Importance of Solubility Curve

The solubility curve is used for determining the amount of substance that is deposited when the solution is cooled. Solubilities of different substances at a given temperature can be determined. The importance of solubility curve is discussed as follows.

  1. The solubility of a substance at a given temperature is easily determined.

  2. The solubility process of any given substance at a given temperature is easily determined.

  3. The solubility curve helps in predicting which substance would crystallize out first from a solution that consists of two or more solutes.

  4. The solubility curve helps in comparing the solubilities of different substances at the same given temperature.

  5. The solubility curve brings a change in the solute composition substance.

  6. It gives you a clear idea of the fact that the solubility of a given substance changes with the temperature.


Solubility Curve Problems

Let us now look at some of the solubility curve problems in detail and how to solve them.

Example:

A solution with a precipitate of AgCl in equilibrium consists of 1.0 x 10-3mol of Ag+/ L and 1.3 x 10-5 mol of Cl-/ L. determine the solubility product of AgCl.

Solution:

The solubility product as per the definition is the product of the concentrations of the ions that are in equilibrium with the precipitate of a sparingly soluble substance.

For AgCl,

Ksp = [ Ag+] [Cl-]

= ( 1.0 x 10-3 ) ( 1.3 x 10-5)

= 1.3 x 10-15

FAQ (Frequently Asked Questions)

1. What are Some Examples of Solubility?

Solubility is defined as the amount of the solute that will dissolve in a particular amount of a solvent. Most solutes tend to vary with different solvents. For example, most solids and liquids increase in their solubility at higher temperatures, but in the same given situation, gases tend to decrease in their solubility. However, drinks such as soda are bottled under pressure since gases are more soluble in this gaseous state. When the pressure is released by a person opening the container, the carbon dioxide immediately starts to lose its solubility and begins to escape. Based on these properties, you can say that there are several examples of solubility. Salt, for example, is highly soluble in water, but it is not soluble in oil. It is possible for you to add both cream and sugar to coffee since they both are soluble in the drink. Another example of solubility lies in the air that oxygen is soluble in nitrogen.
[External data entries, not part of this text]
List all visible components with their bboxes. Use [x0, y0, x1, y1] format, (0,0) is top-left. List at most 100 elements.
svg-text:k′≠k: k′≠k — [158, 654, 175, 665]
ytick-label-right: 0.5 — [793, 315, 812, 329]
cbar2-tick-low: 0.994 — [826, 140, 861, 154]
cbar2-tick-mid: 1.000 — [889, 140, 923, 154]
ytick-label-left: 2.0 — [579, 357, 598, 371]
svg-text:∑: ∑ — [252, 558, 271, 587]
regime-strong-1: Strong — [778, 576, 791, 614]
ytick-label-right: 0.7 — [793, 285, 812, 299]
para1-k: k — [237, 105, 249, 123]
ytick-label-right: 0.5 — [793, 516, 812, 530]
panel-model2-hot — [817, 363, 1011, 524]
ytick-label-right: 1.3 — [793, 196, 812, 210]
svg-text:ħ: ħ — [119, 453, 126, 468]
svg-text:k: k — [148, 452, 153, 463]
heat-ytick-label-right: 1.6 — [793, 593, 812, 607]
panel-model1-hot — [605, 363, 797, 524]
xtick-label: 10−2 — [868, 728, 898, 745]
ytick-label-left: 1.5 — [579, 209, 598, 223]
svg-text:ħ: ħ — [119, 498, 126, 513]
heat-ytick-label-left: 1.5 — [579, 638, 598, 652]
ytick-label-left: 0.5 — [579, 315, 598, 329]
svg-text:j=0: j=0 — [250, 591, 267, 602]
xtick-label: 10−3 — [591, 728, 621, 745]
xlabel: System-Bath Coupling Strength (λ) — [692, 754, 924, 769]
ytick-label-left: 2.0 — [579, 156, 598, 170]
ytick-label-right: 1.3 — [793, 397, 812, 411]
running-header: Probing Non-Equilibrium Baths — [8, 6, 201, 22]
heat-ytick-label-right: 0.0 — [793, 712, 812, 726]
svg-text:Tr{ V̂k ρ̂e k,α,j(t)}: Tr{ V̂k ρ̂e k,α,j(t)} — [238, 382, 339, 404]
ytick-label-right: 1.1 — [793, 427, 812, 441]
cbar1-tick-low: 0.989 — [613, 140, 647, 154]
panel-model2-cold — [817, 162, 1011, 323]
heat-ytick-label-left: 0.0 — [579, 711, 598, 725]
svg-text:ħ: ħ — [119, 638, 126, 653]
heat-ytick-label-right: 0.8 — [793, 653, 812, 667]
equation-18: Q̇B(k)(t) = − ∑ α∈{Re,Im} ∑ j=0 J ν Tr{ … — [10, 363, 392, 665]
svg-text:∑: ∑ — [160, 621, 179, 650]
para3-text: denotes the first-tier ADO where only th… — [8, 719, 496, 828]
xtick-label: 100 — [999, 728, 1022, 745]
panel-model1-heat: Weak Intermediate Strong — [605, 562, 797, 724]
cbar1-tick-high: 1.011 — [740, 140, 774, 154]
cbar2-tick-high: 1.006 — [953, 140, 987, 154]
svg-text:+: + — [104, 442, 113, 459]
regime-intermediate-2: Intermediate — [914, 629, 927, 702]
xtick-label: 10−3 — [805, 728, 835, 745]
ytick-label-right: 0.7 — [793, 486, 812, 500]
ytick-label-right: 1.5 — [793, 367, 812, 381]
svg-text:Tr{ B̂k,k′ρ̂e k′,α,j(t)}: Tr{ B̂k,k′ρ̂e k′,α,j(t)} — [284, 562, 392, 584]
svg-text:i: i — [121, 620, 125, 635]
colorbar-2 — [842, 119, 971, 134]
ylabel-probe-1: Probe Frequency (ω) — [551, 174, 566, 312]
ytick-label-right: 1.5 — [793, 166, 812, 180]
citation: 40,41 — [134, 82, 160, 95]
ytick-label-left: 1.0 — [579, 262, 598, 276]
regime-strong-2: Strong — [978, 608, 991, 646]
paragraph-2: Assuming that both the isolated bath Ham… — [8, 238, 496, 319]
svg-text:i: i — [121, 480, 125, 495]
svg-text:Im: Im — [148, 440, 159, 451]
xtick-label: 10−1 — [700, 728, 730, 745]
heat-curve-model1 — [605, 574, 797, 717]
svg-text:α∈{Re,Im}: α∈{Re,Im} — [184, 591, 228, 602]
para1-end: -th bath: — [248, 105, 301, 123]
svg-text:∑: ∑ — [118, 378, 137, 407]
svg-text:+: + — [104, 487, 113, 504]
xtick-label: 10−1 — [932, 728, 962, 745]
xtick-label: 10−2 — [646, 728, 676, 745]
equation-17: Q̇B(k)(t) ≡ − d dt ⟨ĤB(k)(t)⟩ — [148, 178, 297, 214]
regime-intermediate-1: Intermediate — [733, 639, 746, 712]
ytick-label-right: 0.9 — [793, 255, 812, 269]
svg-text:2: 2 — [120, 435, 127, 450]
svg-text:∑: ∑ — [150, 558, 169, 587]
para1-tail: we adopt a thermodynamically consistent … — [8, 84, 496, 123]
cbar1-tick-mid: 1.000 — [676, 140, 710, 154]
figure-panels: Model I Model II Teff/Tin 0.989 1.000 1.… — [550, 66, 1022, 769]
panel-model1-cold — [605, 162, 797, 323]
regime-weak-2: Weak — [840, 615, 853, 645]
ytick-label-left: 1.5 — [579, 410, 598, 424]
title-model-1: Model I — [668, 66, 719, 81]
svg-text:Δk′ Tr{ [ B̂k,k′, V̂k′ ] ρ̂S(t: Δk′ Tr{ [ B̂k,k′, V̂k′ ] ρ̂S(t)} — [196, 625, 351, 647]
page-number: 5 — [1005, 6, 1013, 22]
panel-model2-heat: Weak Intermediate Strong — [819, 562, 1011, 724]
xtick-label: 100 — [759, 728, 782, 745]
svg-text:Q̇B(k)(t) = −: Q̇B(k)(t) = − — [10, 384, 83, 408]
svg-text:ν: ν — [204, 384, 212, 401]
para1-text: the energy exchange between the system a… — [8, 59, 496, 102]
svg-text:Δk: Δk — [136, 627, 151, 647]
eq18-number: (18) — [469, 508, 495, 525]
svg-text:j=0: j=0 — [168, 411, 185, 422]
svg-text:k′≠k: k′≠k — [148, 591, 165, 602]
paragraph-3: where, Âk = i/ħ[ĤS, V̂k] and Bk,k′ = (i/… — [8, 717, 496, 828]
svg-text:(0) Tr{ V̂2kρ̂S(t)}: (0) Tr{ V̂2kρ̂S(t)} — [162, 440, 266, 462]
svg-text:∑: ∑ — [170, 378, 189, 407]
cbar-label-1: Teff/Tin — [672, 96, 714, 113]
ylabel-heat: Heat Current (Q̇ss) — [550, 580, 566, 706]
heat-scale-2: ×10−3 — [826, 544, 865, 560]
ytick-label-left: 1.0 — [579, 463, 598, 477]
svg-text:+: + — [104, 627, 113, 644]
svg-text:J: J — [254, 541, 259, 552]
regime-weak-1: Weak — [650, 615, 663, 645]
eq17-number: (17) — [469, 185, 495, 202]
2. What Do You Mean By Solubility Product?

The solubility product of a substance which is denoted by Ksp is the ratio of the concentrations at equilibrium. Molar solubility, which is directly proportional to the solubility product, is the number of moles of the solute which dissolved per litre of the solution before the solution is saturated. Once the solution is saturated, any additional solute added precipitates out of the solution. The units of the solubility product are molarity (M), or mole per litre (mol/L).